Citing three run-ins over the last two months, US Air Force Gen. Terrence J. O'Shaughnessy, who heads US Northern Command and NORAD, warned Russia not to test US defensive capabilities, even during a pandemic.
"We just want to make it very clear to them ... there are no vulnerabilities as a result of COVID-19," O'Shaughnessy told reporters Tuesday, Military.com reported. "We are postured and maintain that ability to respond at a moment's notice."
There is "no degradation in our ability to defend the homeland," the air defense chief added.

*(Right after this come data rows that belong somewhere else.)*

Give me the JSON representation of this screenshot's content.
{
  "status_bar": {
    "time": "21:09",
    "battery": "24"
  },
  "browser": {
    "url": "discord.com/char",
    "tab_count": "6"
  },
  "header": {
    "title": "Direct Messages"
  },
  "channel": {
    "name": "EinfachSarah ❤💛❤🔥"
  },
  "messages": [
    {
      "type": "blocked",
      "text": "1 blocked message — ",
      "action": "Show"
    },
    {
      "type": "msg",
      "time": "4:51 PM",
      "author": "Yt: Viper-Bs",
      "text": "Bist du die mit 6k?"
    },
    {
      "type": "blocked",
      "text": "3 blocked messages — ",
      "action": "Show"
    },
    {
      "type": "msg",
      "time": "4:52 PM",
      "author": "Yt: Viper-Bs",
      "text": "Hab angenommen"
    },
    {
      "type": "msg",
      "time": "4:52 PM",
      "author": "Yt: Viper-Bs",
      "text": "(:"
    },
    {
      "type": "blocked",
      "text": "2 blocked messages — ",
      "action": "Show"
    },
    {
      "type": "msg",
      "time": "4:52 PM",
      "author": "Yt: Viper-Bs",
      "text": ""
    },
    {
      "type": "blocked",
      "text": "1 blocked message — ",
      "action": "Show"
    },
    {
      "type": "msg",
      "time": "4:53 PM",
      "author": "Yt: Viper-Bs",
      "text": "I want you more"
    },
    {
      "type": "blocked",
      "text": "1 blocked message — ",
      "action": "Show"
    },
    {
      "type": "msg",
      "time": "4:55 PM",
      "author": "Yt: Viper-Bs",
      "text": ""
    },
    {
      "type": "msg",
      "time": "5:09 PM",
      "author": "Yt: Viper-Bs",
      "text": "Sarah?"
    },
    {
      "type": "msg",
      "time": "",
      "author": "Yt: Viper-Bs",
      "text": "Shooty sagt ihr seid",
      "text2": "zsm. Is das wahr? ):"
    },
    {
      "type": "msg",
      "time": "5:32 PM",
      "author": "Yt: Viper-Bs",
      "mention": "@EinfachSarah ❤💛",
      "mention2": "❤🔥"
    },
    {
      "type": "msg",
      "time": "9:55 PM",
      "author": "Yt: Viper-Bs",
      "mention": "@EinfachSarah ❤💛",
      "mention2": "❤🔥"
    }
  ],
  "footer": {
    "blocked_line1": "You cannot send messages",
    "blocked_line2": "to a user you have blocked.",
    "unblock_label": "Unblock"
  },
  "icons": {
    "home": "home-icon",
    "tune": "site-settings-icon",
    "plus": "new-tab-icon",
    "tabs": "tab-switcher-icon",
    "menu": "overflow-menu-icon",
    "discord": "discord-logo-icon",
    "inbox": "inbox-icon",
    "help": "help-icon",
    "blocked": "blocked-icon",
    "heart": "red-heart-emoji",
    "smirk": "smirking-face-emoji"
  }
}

In recent weeks, there have been several encounters between US and Russian military aircraft, some more provocative than others. For example, twice this month, Russian fighters have approached US Navy P-8 Poseidon maritime patrol aircraft at close distance over the Mediterranean Sea.
According to a statement by the Russian Defense Ministry, the Su-35 fighters (NATO reporting name Flanker-E) were scrambled from the coastal Khmeimim Air Base in Syria when ground-based radar "detected an air target performing a flight towards Russia's military facilities in the Syrian Arab Republic."
However, other instances have been far more mundane: two sets of Russian maritime patrol aircraft were intercepted in international airspace near Alaska over the last month, having appeared on US ground-based radars. While these were far from tense situations, reporting on the incidents made them seem far more menacing.
Meanwhile, during this same period, the Russian military has recorded dozens of close approaches of Russian airspace by foreign aircraft, many of which are US spy aircraft. Over the last two weeks alone, roughly 46 foreign aircraft were spotted performing reconnaissance close to the Russian border, Sputnik reported, citing Russian Armed Forces paper Krasnaya Zvezda.
Russian Defense Minister Sergei Shoigu noted last month that in 2019, NATO stepped up air reconnaissance missions near the Russian border by 20%, and that by March 20, the US-led alliance had conducted more than 80 such missions this year.